Not long ago I was in the mountains alone, travelling light with just a bivouac for shelter. The weather was poor and then got worse. Deep in cloud, my senses tuned into every shape and form in the landscape to find the best way through. I was in a deep state of listening, listening to myself and the wider environment, the landscape, the strength of the wind, judging the steepness of the ground, assessing risk, appreciating the security of a handhold or the presence of an animal track when there was one, taking care when there wasn’t. Safely navigating meant accepting my vulnerability and through it dealing more honestly with each situation, not battling with, but blending with the natural world, remaining humble, open to the possibility I might be wrong, willing to retrace my steps and set a new direction. It was a process of constantly checking my assumptions, expectations and hopes with the reality around me right now.

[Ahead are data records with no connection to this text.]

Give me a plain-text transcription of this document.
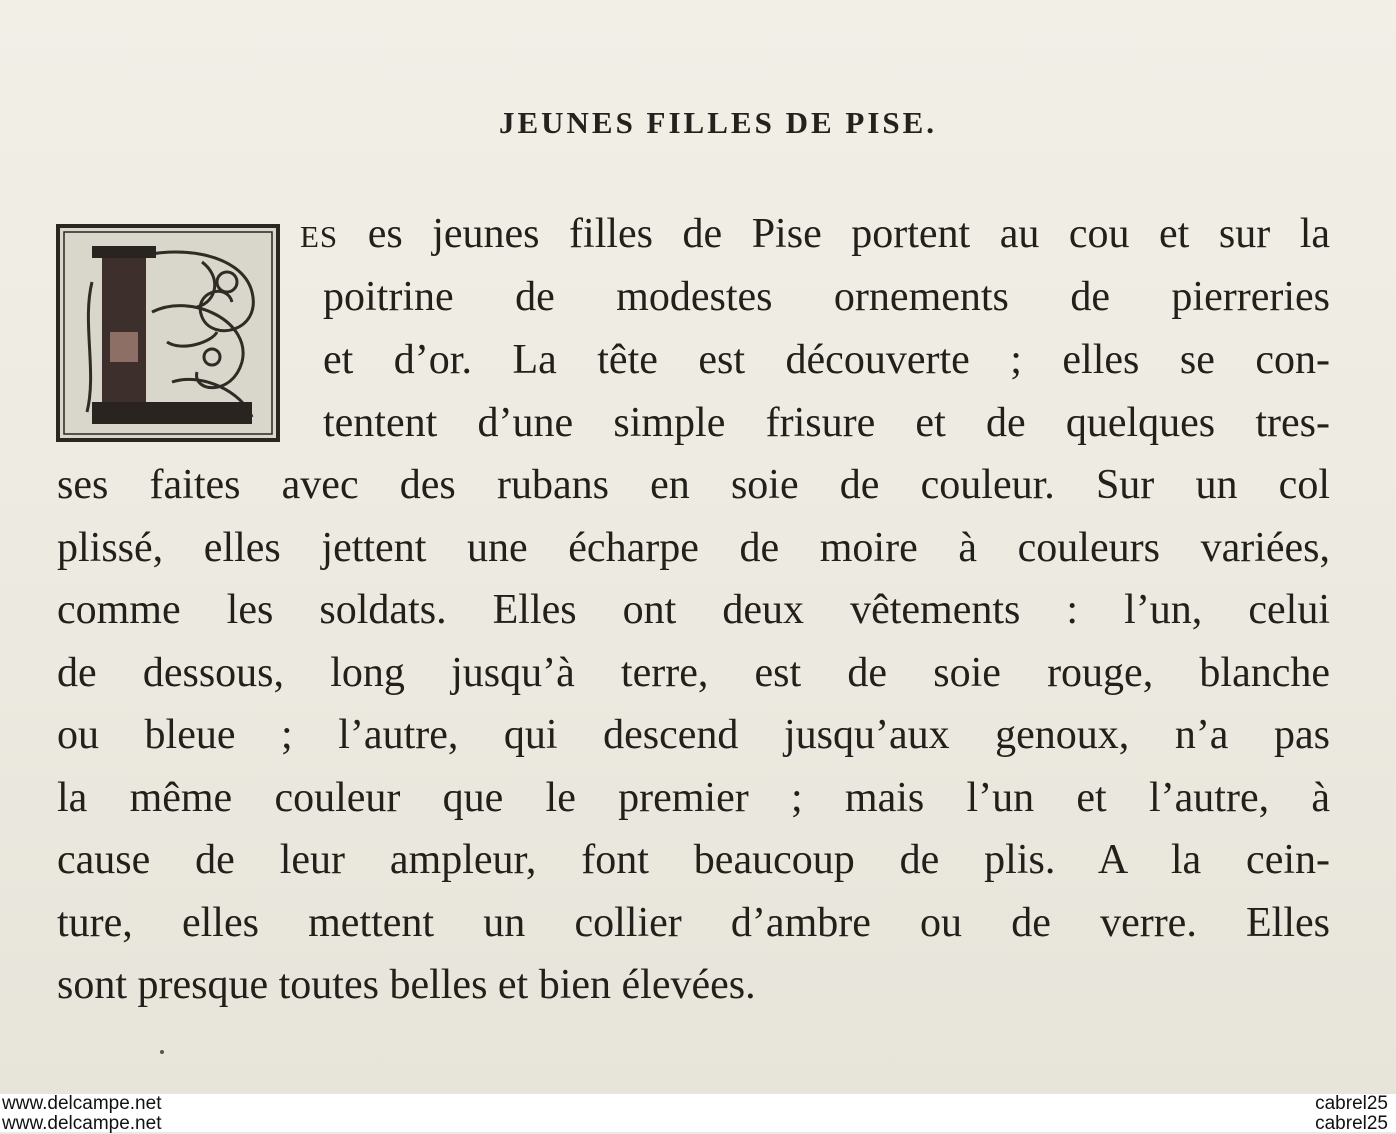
JEUNES FILLES DE PISE.
ES es jeunes filles de Pise portent au cou et sur la
poitrine de modestes ornements de pierreries
et d’or. La tête est découverte ; elles se con-
tentent d’une simple frisure et de quelques tres-
ses faites avec des rubans en soie de couleur. Sur un col
plissé, elles jettent une écharpe de moire à couleurs variées,
comme les soldats. Elles ont deux vêtements : l’un, celui
de dessous, long jusqu’à terre, est de soie rouge, blanche
ou bleue ; l’autre, qui descend jusqu’aux genoux, n’a pas
la même couleur que le premier ; mais l’un et l’autre, à
cause de leur ampleur, font beaucoup de plis. A la cein-
ture, elles mettent un collier d’ambre ou de verre. Elles
sont presque toutes belles et bien élevées.
www.delcampe.net
www.delcampe.net
cabrel25
cabrel25
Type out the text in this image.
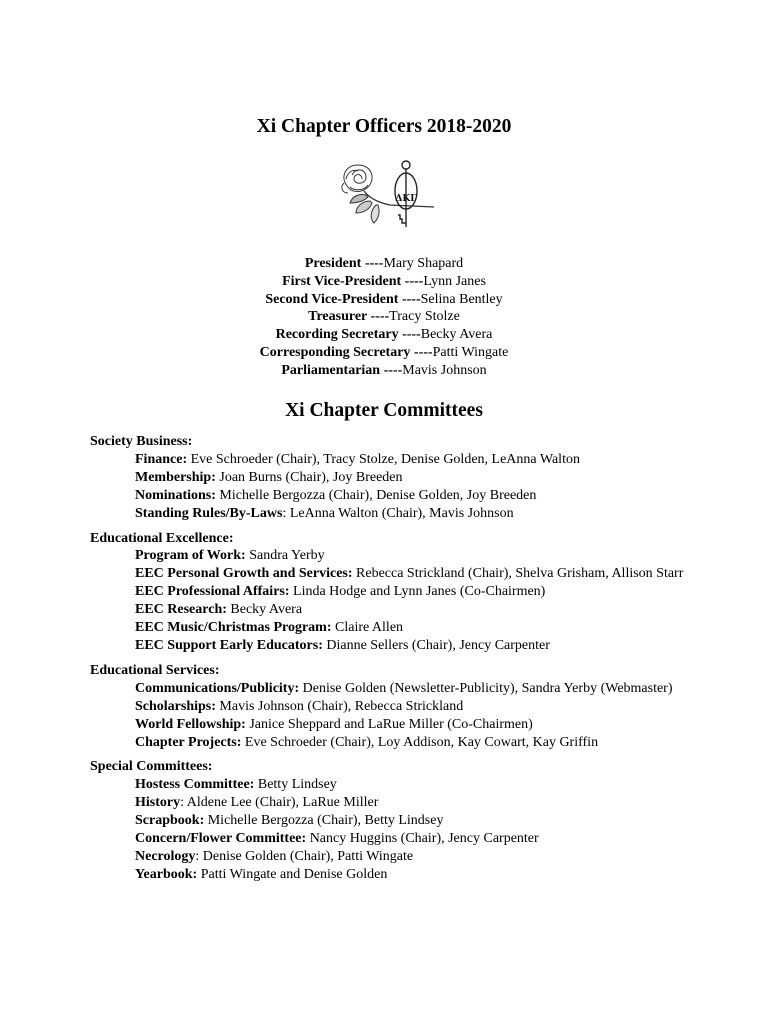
Xi Chapter Officers 2018-2020
ΔΚΓ
President ----Mary Shapard
First Vice-President ----Lynn Janes
Second Vice-President ----Selina Bentley
Treasurer ----Tracy Stolze
Recording Secretary ----Becky Avera
Corresponding Secretary ----Patti Wingate
Parliamentarian ----Mavis Johnson
Xi Chapter Committees
Society Business:
Finance: Eve Schroeder (Chair), Tracy Stolze, Denise Golden, LeAnna Walton
Membership: Joan Burns (Chair), Joy Breeden
Nominations: Michelle Bergozza (Chair), Denise Golden, Joy Breeden
Standing Rules/By-Laws: LeAnna Walton (Chair), Mavis Johnson
Educational Excellence:
Program of Work: Sandra Yerby
EEC Personal Growth and Services: Rebecca Strickland (Chair), Shelva Grisham, Allison Starr
EEC Professional Affairs: Linda Hodge and Lynn Janes (Co-Chairmen)
EEC Research: Becky Avera
EEC Music/Christmas Program: Claire Allen
EEC Support Early Educators: Dianne Sellers (Chair), Jency Carpenter
Educational Services:
Communications/Publicity: Denise Golden (Newsletter-Publicity), Sandra Yerby (Webmaster)
Scholarships: Mavis Johnson (Chair), Rebecca Strickland
World Fellowship: Janice Sheppard and LaRue Miller (Co-Chairmen)
Chapter Projects: Eve Schroeder (Chair), Loy Addison, Kay Cowart, Kay Griffin
Special Committees:
Hostess Committee: Betty Lindsey
History: Aldene Lee (Chair), LaRue Miller
Scrapbook: Michelle Bergozza (Chair), Betty Lindsey
Concern/Flower Committee: Nancy Huggins (Chair), Jency Carpenter
Necrology: Denise Golden (Chair), Patti Wingate
Yearbook: Patti Wingate and Denise Golden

My plans to sleep out under the stars had been transformed over the previous hour into a search for shelter, somewhere out of the prevailing wind and horizontal rain. I began to examine more closely the inclination of exposed rocks as potential protection from the wind and rain, the slope of the ground and how the water drained as a suitable resting place. Now, everything about the landscape took on a particular importance and I smiled at how my intention had changed my relationship to my surroundings - now I was no longer passing through, and a deeper integration was dawning.
I found a small sheltered spot, just big enough to lie down where sheep had levelled the ground and grazed the vegetation creating a more comfortable base for sleeping. With the promise of rest and a place to cook, I felt lifted with a sense of gratitude. The rapidly fading light added a simplicity to the priorities at hand, to eat, create shelter, get warm and then sleep. Everything I did was in tune with the immediate surroundings, none of it perfect but together it was enough and that was good.
Wilder places always present an environment that is both teacher and therapist. A rapid change in weather, unexpected barriers to progress, the need to reassess and change direction, to swallow our pride and accept we’re not where we thought we were and how good it feels when we find our path again. Wilder places make our connection and interdependency with the natural world more obvious and immediate.
Many indigenous peoples retain a deep reverence for the natural world, seeking to work with and not against it, seeing the health and wellbeing of the natural world as inextricably tied into their own. They recognise that any ecosystem is always in the process of recovering from a state of past disturbance towards a state of equilibrium whether caused naturally or by human intervention and part of their role is to assist this process not frustrate it. The same process of recovery towards equilibrium is also acknowledged as an intrinsic part of the human condition as it is in the whole of the natural world. This humility sees no one part as more important than another - the web of interdependency is felt as inclusive and not seen as a hierarchy. This wisdom is naturally protective to sustain balance and life.
What does it take to change our perspective?
New perspectives come from experiencing the familiar in new ways. We’re used to thinking of our walks and hikes in nature in terms of our own health and wellbeing and the evidence shows that being immersed in nature brings many benefits – it supports our immunity, improves mood, enhances attention and cardiovascular health amongst others. In some sense we consume what nature has to offer for our own well-being.
Is it just about consumption? What about the exchange between us and the environment, what are the energetic transfers and connections and why do they matter?
We each have a unique response to these questions conditioned by our current state of mind, our experiential and emotional history and our capacity to listen. Being in nature, alone and in silence leads us to relate to our environment in a different way. We tune more deeply into our outer and inner senses and gradually become more sensitive to this energetic exchange. We discover the natural environment presents as a mirror for us to see more clearly - we can witness how all of nature, including ourselves, is in the same process of recovery from past disturbance toward equilibrium. In this way the natural world can act as both teacher and therapist to guide us, both individually and globally.
This guidance has all shades of subtlety.
On an individual level, when we immerse in a natural landscape that’s in balance and deeply listen, we will sense both our own imbalance and a direction of change. If we follow this, valuing the energetic exchange in both directions, greater alignment comes and we begin to see our place in the web and what’s possible. Increasingly we realise there’s no separation between us and nature, nature’s wellbeing is our wellbeing, there’s the felt experience of an energetic merging. It’s as if we are the trees, the birds, the flowing water, the wind. All is an expression of the four elements we share in common.
On a global level our impact on the natural world reflects the degree our own disturbances have pulled us out of balance. When nature is impoverished, far from balance and the web is under severe strain, it’s a reflection our societal attitudes are out of alignment. When nature thrives and the web is resilient and balanced then societies are as well. Nature constantly tells us about the well-being of the web and as we are inextricably part of this, it also tells us about our own well-being as a human species.
So what does it mean to walk in nature? Where we find ourselves today, both individually and collectively, means the answer is never more important or urgent.
And what of that night on the bare mountain? In the morning as I left, I turned back in thanks, only to find I was barely able to distinguish my benefactor, unremarkable as it was in its surroundings, special only in the relationship we’d had and the gratitude I’d felt: a landscape lesson in modesty, generosity and the transience of experience.